I also believe that Nintendo are the heart of the industry with a morality and respect for customers often lacking from their competitors. Without Nintendo’s creativity, driving of innovation and respect for their community I believe the gaming industry on the whole would be in danger of repeating the mistakes of the 80’s. Without their influence our chosen hobby would stagnate leaving us to play the same games and endless sequels every generation with nothing more than a hike in graphics. I have a collection of over 50 games for my Xbox 360 as it has been my workhorse for much of the last 5 years.
Now though I feel I’ve seen everything before, in many cases a few times over. I’m ready for something new, a new experience unlike what I’ve played before and with the Wii U coming later this year I know Nintendo will fill that need. They have integrated so much technology that they’ve spent years perfecting and fine tuning on other systems into the Wii U & Gamepad. They are securing 3rd party support by offering to subsidise development costs for any titles that show good use of the Wii U gamepad.
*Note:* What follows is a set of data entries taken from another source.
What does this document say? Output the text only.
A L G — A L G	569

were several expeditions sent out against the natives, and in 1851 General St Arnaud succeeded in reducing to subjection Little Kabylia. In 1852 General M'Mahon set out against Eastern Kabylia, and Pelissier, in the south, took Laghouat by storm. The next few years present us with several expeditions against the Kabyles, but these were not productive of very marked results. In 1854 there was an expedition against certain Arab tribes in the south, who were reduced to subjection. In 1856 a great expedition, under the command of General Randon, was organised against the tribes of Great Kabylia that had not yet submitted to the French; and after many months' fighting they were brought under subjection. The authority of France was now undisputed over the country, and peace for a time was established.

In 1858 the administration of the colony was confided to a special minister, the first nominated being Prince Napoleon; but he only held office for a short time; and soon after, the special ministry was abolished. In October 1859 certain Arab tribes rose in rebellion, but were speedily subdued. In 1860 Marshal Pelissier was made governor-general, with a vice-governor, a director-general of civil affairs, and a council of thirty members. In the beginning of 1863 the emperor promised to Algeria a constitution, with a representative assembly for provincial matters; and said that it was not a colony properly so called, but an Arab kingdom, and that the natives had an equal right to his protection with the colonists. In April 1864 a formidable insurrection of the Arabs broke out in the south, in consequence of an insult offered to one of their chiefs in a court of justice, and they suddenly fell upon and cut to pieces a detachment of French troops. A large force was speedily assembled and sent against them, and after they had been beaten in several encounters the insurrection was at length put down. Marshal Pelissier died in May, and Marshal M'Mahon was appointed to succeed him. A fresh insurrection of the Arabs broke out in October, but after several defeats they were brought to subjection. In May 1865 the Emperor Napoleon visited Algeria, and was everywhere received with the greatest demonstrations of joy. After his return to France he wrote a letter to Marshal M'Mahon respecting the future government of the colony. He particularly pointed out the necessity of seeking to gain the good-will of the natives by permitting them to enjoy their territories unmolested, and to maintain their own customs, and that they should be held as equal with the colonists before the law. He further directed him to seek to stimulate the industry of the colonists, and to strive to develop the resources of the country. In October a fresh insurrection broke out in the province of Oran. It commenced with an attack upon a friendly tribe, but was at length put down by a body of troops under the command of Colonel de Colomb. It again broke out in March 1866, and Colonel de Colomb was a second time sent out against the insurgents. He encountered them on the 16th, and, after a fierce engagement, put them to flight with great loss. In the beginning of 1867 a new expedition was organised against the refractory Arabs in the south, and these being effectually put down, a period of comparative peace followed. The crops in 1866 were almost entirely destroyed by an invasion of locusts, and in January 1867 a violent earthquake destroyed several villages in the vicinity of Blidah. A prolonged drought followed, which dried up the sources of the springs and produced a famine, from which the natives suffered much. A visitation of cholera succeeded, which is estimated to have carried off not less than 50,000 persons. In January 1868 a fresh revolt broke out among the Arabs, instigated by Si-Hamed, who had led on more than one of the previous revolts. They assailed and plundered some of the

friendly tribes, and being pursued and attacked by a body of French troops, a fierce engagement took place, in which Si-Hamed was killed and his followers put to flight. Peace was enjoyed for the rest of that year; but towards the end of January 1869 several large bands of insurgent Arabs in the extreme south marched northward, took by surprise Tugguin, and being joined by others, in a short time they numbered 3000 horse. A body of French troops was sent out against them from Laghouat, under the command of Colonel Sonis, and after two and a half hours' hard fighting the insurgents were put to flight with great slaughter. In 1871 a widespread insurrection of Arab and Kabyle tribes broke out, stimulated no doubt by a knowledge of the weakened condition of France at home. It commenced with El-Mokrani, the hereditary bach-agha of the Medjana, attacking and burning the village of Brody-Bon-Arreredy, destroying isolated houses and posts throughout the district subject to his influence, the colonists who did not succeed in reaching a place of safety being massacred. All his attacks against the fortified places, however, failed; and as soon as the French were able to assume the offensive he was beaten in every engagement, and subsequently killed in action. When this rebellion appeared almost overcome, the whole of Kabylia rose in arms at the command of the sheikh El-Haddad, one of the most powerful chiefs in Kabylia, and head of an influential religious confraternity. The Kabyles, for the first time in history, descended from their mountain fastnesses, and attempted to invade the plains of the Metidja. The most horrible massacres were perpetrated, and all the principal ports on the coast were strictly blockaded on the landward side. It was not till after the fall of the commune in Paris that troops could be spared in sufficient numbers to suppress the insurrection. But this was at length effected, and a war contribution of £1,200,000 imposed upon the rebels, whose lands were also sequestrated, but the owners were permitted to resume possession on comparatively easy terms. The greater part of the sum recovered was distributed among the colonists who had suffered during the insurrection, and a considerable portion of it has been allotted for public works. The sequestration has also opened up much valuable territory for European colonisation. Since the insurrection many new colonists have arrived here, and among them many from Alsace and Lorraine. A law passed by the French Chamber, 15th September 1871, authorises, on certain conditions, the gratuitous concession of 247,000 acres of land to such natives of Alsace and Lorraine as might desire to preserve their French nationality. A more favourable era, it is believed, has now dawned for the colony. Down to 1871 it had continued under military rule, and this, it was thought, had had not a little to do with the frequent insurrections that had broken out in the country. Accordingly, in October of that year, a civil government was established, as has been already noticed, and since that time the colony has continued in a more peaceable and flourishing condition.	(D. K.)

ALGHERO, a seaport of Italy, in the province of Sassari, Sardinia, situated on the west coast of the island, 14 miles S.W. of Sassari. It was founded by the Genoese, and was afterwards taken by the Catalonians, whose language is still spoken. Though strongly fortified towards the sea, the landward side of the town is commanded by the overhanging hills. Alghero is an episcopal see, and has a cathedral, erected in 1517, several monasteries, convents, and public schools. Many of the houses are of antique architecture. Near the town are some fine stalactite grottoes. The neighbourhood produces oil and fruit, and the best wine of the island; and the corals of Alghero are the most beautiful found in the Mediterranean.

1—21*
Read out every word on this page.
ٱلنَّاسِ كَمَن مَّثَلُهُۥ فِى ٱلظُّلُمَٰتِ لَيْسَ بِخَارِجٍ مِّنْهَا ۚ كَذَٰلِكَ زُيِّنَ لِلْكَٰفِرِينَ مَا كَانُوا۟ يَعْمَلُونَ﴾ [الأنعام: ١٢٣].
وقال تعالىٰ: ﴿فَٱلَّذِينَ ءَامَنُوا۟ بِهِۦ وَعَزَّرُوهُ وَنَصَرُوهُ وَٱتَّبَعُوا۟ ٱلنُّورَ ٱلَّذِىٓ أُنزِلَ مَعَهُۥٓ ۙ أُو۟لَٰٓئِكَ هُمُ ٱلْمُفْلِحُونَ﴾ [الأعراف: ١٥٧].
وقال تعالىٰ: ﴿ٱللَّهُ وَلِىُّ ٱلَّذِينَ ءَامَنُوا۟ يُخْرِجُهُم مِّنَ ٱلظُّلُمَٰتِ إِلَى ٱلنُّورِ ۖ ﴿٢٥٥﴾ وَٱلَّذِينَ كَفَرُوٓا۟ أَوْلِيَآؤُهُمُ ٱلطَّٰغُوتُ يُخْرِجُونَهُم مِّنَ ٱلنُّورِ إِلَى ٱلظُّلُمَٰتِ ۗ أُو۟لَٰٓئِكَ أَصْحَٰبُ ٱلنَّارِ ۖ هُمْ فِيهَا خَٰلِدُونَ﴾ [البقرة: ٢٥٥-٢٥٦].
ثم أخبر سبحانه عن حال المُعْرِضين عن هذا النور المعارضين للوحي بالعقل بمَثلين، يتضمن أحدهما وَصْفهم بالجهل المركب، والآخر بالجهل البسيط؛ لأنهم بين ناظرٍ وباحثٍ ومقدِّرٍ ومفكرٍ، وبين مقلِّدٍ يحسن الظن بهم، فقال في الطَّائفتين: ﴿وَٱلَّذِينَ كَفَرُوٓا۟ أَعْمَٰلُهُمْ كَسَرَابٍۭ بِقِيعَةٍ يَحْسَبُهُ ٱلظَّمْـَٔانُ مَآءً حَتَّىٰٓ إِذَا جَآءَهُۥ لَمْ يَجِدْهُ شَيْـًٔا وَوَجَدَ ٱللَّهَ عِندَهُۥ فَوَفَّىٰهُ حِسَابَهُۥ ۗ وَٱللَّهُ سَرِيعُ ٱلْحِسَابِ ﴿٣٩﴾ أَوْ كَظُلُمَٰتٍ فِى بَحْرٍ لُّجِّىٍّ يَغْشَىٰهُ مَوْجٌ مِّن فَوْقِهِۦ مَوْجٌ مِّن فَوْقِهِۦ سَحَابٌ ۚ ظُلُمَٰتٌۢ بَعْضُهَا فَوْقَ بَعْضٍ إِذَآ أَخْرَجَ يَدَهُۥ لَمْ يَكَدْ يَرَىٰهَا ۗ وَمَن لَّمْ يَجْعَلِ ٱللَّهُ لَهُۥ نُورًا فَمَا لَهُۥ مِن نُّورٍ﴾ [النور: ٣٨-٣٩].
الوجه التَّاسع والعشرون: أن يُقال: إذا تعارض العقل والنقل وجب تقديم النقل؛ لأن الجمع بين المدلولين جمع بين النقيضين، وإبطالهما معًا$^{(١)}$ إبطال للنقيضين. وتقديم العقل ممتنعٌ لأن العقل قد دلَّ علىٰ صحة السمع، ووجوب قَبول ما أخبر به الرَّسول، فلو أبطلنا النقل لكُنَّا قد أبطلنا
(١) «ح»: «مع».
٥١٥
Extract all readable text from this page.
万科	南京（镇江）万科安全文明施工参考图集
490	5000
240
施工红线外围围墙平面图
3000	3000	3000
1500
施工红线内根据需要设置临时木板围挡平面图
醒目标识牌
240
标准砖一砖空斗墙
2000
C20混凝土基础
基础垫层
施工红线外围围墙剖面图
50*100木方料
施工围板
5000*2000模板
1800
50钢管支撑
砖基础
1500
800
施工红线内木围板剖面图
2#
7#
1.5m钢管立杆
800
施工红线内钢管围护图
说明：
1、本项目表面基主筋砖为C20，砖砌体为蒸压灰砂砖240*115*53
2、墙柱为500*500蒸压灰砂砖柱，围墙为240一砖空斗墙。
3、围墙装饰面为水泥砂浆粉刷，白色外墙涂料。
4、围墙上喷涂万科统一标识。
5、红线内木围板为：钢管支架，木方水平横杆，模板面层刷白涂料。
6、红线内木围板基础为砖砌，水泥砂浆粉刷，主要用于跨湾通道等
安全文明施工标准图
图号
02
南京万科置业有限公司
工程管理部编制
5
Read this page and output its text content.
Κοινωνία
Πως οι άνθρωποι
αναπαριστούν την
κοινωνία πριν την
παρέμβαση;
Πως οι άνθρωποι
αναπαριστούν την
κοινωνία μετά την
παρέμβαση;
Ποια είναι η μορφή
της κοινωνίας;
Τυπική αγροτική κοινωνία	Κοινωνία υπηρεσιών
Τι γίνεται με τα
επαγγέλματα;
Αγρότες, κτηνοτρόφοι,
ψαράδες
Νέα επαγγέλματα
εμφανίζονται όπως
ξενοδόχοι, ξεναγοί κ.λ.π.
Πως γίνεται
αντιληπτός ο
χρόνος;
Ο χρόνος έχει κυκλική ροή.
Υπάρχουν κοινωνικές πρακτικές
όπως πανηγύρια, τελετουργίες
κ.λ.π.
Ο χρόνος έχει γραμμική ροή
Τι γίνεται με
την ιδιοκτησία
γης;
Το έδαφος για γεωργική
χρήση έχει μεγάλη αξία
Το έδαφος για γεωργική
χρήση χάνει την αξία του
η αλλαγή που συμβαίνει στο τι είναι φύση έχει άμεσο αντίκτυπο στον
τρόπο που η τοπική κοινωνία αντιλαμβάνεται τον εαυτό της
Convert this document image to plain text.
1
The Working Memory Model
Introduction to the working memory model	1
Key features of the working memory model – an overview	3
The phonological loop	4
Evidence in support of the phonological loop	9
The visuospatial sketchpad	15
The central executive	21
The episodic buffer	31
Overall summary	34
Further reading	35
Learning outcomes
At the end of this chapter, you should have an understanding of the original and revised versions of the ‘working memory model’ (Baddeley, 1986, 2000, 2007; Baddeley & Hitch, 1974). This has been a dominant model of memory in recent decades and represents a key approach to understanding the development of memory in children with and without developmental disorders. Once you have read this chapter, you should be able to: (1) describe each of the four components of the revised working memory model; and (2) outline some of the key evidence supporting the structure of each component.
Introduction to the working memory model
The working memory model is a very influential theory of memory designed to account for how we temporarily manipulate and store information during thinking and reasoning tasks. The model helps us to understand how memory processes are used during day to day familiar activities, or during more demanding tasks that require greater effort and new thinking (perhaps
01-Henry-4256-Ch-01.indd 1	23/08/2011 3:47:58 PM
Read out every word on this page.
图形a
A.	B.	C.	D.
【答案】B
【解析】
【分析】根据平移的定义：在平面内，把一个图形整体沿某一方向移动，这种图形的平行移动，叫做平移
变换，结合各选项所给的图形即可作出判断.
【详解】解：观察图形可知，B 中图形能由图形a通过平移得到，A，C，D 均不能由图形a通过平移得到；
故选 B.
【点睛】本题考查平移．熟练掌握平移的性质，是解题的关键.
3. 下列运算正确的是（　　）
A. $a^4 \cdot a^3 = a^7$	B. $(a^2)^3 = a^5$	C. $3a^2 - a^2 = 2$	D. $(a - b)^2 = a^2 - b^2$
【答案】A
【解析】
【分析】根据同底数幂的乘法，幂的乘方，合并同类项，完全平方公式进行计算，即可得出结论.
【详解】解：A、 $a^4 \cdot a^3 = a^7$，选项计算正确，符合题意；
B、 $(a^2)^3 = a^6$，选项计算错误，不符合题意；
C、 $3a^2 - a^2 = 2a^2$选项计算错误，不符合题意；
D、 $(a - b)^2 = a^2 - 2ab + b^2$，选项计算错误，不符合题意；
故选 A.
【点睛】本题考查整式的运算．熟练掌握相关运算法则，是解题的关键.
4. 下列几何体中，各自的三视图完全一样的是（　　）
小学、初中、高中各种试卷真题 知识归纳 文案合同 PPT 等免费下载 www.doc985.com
The hardware specs of the console itself are closer to, but more powerful than the current generation by a comfortable margin and will be more than enough to see 3rd parties attracted to the platform.
The Wii U MiiVerse is a genuinely exciting take on an online gaming community that seems to promote cooperation rather than relentless competition which for me at least has gotten very old.
The pricing of the console is already coming in way below expectations with UK preorders available for £279.85 and rumours from supply chains stating a launch price of £250 or lower is still likely. Confirmed launch window games now number around 30, all arriving within the first 3 to 4 months of the consoles’ launch.
Nintendo has addressed all of our concerns, learned from mistakes of the past and if their legacy has taught us anything, it’s that they should never be underestimated.